Pero hay que añadir enseguida que también hay que incluir los votos de Vox en este plano de igualdad. Y a sus representantes: todos los elegidos por el pueblo andaluz el pasado domingo tiene la misma dignidad inicial. Todos tienen que ganarse el respeto de los ciudadanos, acatando la Constitución y las normas de convivencia. (Y Vox lo perderá si intenta recortar derechos civiles a mujeres, inmigrantes, gais o a quien sea). La presidenta en funciones también propone un cordón sanitario, antes de empezar. Es una cuestión ética, dice. Pero también interesada, para conservar su sillón en San Telmo. Díaz es muy de cordones sanitarios, primero puso uno a sus antecesores en la Junta y se desentendió del pasado; después otro a los sanchistas, para que su grupo parlamentario fuera cien por cien susanista, y ahora a Vox. Pero no puede acordonar a estos 12 diputados la capilla de las Cinco Llagas.

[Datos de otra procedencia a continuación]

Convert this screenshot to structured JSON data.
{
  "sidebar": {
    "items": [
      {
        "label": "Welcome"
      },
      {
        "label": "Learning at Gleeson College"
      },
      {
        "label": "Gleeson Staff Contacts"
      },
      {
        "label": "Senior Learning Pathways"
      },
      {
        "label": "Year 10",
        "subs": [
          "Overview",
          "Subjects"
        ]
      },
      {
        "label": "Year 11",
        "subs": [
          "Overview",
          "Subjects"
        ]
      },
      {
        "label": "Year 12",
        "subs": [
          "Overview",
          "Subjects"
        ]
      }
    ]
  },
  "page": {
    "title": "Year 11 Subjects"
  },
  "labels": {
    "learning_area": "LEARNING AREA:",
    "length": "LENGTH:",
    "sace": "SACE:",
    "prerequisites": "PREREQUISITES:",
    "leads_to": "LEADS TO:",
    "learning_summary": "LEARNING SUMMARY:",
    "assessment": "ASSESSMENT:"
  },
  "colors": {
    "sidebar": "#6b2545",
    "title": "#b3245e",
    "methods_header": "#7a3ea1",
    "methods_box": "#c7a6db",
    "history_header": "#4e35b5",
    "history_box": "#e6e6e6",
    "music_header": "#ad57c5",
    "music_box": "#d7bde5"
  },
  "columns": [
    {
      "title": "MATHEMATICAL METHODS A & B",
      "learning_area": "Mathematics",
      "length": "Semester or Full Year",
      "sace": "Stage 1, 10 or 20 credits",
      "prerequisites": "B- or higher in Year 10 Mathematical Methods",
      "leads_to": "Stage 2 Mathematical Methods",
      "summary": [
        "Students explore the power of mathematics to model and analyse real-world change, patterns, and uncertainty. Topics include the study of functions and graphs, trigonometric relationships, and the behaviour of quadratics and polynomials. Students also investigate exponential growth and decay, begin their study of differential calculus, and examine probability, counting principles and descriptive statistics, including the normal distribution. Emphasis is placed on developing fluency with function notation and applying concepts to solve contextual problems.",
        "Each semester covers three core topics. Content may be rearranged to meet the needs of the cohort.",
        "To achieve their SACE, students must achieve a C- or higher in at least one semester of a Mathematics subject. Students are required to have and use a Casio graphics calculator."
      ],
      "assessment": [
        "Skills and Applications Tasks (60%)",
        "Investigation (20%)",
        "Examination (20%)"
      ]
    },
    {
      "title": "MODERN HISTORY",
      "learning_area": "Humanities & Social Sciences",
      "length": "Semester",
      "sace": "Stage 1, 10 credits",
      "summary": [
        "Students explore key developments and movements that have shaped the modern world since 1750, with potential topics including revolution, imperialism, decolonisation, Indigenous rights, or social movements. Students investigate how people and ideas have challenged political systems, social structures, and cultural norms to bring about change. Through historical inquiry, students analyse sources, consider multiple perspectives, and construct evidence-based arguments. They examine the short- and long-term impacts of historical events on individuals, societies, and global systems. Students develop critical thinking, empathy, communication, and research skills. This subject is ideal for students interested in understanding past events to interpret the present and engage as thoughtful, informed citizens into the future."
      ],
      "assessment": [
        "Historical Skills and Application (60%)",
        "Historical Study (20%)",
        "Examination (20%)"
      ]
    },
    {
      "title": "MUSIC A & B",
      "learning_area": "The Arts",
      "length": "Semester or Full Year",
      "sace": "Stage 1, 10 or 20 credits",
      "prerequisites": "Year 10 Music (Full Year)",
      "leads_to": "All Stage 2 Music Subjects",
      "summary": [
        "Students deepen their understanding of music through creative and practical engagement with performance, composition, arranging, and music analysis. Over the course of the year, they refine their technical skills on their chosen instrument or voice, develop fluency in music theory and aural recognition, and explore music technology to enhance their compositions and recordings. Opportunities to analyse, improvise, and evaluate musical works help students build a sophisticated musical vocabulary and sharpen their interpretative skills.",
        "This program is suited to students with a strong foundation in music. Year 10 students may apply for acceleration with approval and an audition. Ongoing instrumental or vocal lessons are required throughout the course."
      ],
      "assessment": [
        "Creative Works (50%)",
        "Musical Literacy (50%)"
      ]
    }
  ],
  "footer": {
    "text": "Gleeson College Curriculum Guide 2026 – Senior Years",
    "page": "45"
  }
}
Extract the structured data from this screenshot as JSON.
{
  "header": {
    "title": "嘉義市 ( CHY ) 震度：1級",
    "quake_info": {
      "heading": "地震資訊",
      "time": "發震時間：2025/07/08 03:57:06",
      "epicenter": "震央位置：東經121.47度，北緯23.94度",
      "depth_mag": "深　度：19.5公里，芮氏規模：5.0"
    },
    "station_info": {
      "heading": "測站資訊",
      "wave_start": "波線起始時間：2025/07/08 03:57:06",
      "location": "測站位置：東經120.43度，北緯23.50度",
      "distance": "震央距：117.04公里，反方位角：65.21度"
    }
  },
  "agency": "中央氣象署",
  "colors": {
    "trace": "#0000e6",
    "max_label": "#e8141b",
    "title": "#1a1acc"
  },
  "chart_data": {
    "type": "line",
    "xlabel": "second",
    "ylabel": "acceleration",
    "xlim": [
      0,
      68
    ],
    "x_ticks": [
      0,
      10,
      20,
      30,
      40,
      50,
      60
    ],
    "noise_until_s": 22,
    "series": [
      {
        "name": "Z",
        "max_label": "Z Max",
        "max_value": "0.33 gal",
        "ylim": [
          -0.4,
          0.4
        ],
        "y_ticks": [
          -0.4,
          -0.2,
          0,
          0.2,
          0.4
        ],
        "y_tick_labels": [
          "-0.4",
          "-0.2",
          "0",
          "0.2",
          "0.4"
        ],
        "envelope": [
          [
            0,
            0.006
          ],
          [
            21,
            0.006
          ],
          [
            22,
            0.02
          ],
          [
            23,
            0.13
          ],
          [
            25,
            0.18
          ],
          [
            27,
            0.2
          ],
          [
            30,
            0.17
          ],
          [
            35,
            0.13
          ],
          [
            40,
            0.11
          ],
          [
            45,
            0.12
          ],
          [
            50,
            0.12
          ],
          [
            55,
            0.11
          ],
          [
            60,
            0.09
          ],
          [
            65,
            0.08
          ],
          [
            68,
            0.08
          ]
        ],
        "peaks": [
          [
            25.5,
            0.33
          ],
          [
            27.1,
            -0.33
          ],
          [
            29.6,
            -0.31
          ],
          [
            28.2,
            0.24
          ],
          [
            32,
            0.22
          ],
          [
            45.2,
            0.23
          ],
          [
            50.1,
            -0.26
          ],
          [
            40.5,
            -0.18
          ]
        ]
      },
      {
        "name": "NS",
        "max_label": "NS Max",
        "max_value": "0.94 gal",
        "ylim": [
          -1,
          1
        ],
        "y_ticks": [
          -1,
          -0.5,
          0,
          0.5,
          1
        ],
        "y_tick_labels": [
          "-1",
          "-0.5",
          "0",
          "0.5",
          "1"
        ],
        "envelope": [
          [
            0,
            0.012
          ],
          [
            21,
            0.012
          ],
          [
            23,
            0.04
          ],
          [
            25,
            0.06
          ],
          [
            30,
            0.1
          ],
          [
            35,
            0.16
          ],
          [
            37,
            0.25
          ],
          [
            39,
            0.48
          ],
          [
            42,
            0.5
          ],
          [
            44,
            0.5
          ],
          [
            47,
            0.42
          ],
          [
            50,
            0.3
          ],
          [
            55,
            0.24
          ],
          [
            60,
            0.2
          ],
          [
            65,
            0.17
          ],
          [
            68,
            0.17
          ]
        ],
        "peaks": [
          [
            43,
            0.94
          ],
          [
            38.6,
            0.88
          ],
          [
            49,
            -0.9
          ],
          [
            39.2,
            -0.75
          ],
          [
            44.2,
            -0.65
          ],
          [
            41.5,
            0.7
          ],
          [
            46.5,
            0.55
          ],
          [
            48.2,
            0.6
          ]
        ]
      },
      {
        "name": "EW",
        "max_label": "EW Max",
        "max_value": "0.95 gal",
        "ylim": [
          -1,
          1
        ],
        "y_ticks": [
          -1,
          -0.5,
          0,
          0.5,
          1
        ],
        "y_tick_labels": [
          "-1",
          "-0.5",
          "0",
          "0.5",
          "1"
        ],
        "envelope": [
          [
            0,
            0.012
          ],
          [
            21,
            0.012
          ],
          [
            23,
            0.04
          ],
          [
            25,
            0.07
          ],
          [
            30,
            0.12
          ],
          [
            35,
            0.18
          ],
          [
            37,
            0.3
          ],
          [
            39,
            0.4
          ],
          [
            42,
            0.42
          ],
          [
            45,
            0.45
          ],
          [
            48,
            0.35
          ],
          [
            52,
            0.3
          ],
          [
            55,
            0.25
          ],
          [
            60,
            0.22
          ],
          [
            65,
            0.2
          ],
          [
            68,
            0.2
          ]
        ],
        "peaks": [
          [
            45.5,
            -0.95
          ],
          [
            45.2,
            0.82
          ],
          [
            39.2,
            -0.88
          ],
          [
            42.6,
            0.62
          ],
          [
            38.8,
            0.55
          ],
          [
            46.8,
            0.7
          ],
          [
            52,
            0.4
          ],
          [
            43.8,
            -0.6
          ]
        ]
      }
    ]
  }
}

Desde junio pasado la derecha mediática y política está acusando a Pedro Sánchez de ser un presidente ilegítimo. El PSOE ha defendido que el presidente fue elegido según todas las normas, por diputados en pleno ejercicio de sus funciones. Tienen razón los socialistas, por mucho que entre los votantes de Sánchez estuviesen quienes se cisquen en el régimen del 78, declarasen la independencia de Cataluña o no hayan pedido perdón por apoyar a los asesinos de ETA. Pero ahora Susana no puede en Andalucía plantear lo contrario, con el argumento de que hay diputados indignos.

Un último dato coloca al partido de Díaz aún más en precario. El PSOE tiene en el Congreso el 24% de los escaños, exactamente igual que el PP en el Parlamento andaluz. Y hay otro paralelismo; ambos son segundos partidos. En la Carrera de San Jerónimo el PP es el primero con el 39% de los diputados y en Las Cinco Llagas lo es el PSOE, pero sólo con el 30% de la representación. Con esta simetría no se puede pretender tachar de ilegítimo el nombramiento de Moreno o Marín, porque les apoye un partido cuyo ideario no nos gusta. Es una cuestión de calidad y cantidad.